One of the first wave of girls to attend Cambridge (though they weren’t allowed to take their degrees there), Dorothy nevertheless winds up fixed in domesticity with a husband missing in Ceylon; becoming a suffragette, she starves herself to death in 1914 while the rest of the world turns toward war. Her daughter, Evelyn Charlotte Townsend, who is introduced watching in horror at her mother’s bedside, sheds responsibility for the political scene and flees to New York, where she becomes a chemistry professor and companion to a much older widower. Evelyn’s niece, also Dorothy, becomes politically energized in the wake of her slowly failing marriage to a former POW and her son’s death from cancer; later, her daughters Liz and Caroline, working mothers in New York City, fret about her consciousness-raising blog, which seeks to re-orient her life by the example of Florence Nightingale.
Though narrower in scope, Walbert’s rich, difficult novel brings to mind Marilyn French’s feminist classic The Women’s Room in more than title: Self-consciousness tails each generation even as they assert their right to make their own decisions, from Dorothy’s refusal to admit regret or sadness over an affair with a campus anarchist to her namesake’s arrests for photographing coffins on the way home from Iraq.
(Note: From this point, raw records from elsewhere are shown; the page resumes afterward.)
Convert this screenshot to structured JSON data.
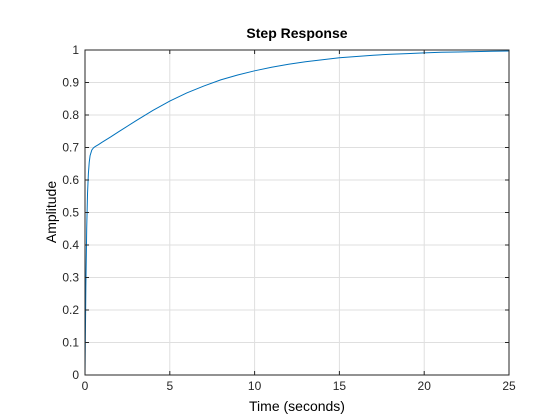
{
  "chart_data": {
    "type": "line",
    "title": "Step Response",
    "xlabel": "Time (seconds)",
    "ylabel": "Amplitude",
    "xlim": [
      0,
      25
    ],
    "ylim": [
      0,
      1
    ],
    "xticks": [
      0,
      5,
      10,
      15,
      20,
      25
    ],
    "yticks": [
      0,
      0.1,
      0.2,
      0.3,
      0.4,
      0.5,
      0.6,
      0.7,
      0.8,
      0.9,
      1
    ],
    "grid": true,
    "reference_line": {
      "y": 1,
      "style": "dotted",
      "color": "#000000"
    },
    "series": [
      {
        "color": "#0072bd",
        "x": [
          0,
          0.05,
          0.1,
          0.15,
          0.2,
          0.25,
          0.3,
          0.4,
          0.5,
          0.6,
          0.8,
          1,
          1.5,
          2,
          3,
          4,
          5,
          6,
          7,
          8,
          9,
          10,
          11,
          12,
          13,
          14,
          15,
          16,
          17,
          18,
          19,
          20,
          21,
          22,
          23,
          24,
          25
        ],
        "y": [
          0,
          0.27,
          0.45,
          0.56,
          0.62,
          0.655,
          0.675,
          0.692,
          0.699,
          0.703,
          0.709,
          0.716,
          0.732,
          0.749,
          0.782,
          0.814,
          0.843,
          0.868,
          0.889,
          0.908,
          0.923,
          0.936,
          0.947,
          0.956,
          0.964,
          0.97,
          0.976,
          0.98,
          0.984,
          0.987,
          0.989,
          0.991,
          0.993,
          0.994,
          0.995,
          0.996,
          0.997
        ]
      }
    ]
  }
}
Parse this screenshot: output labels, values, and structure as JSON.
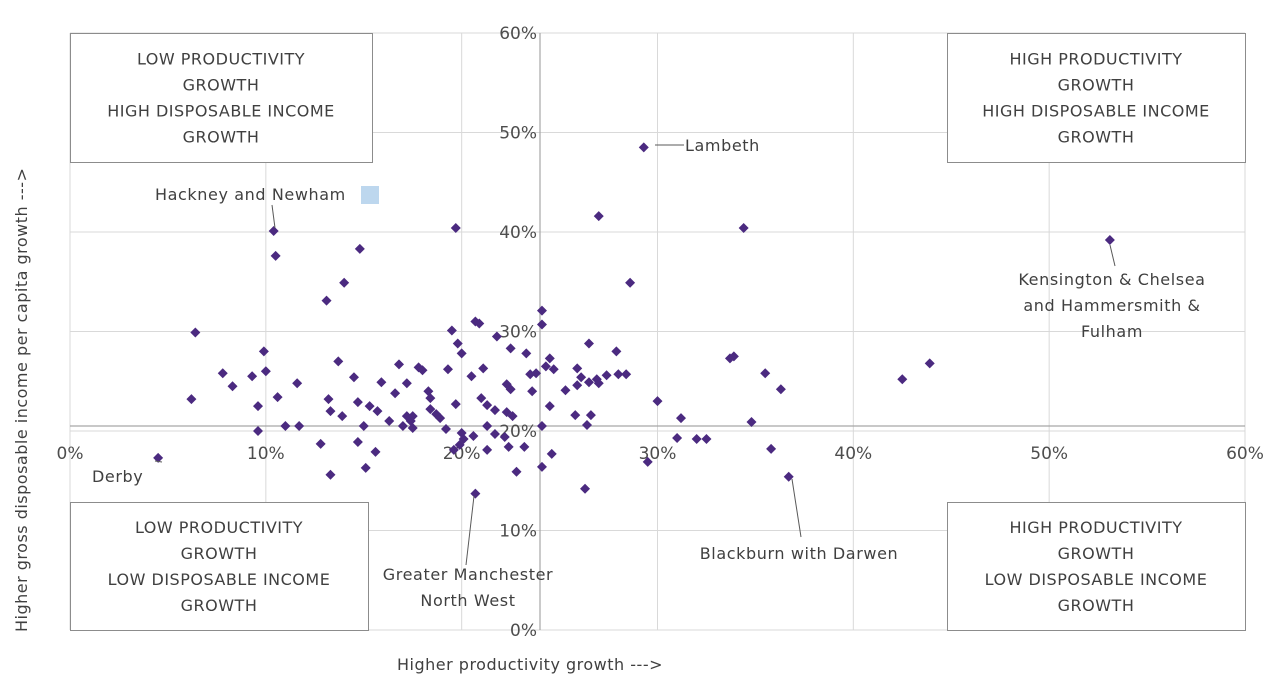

The significance of the elder Dorothy’s decision to die is lost on future generations, but each woman reaches her own point of helplessness, though shoehorning in Caroline’s daughter proves to be too much.
The multi-generational approach isn’t novel, but Walbert’s skill with surprising, artful similes is (like Evelyn describing her students as “patient yet shifting as the carriage horses who wait for passengers in Central Park”); a phantasmagoric segment taking place on V-J Day finds a kernel of silence even in the heat and tumult of the crowds. The expression of each story as if it were taking place in the same urgent space as the others smoothes the fractured narrative over while still allowing for surprise.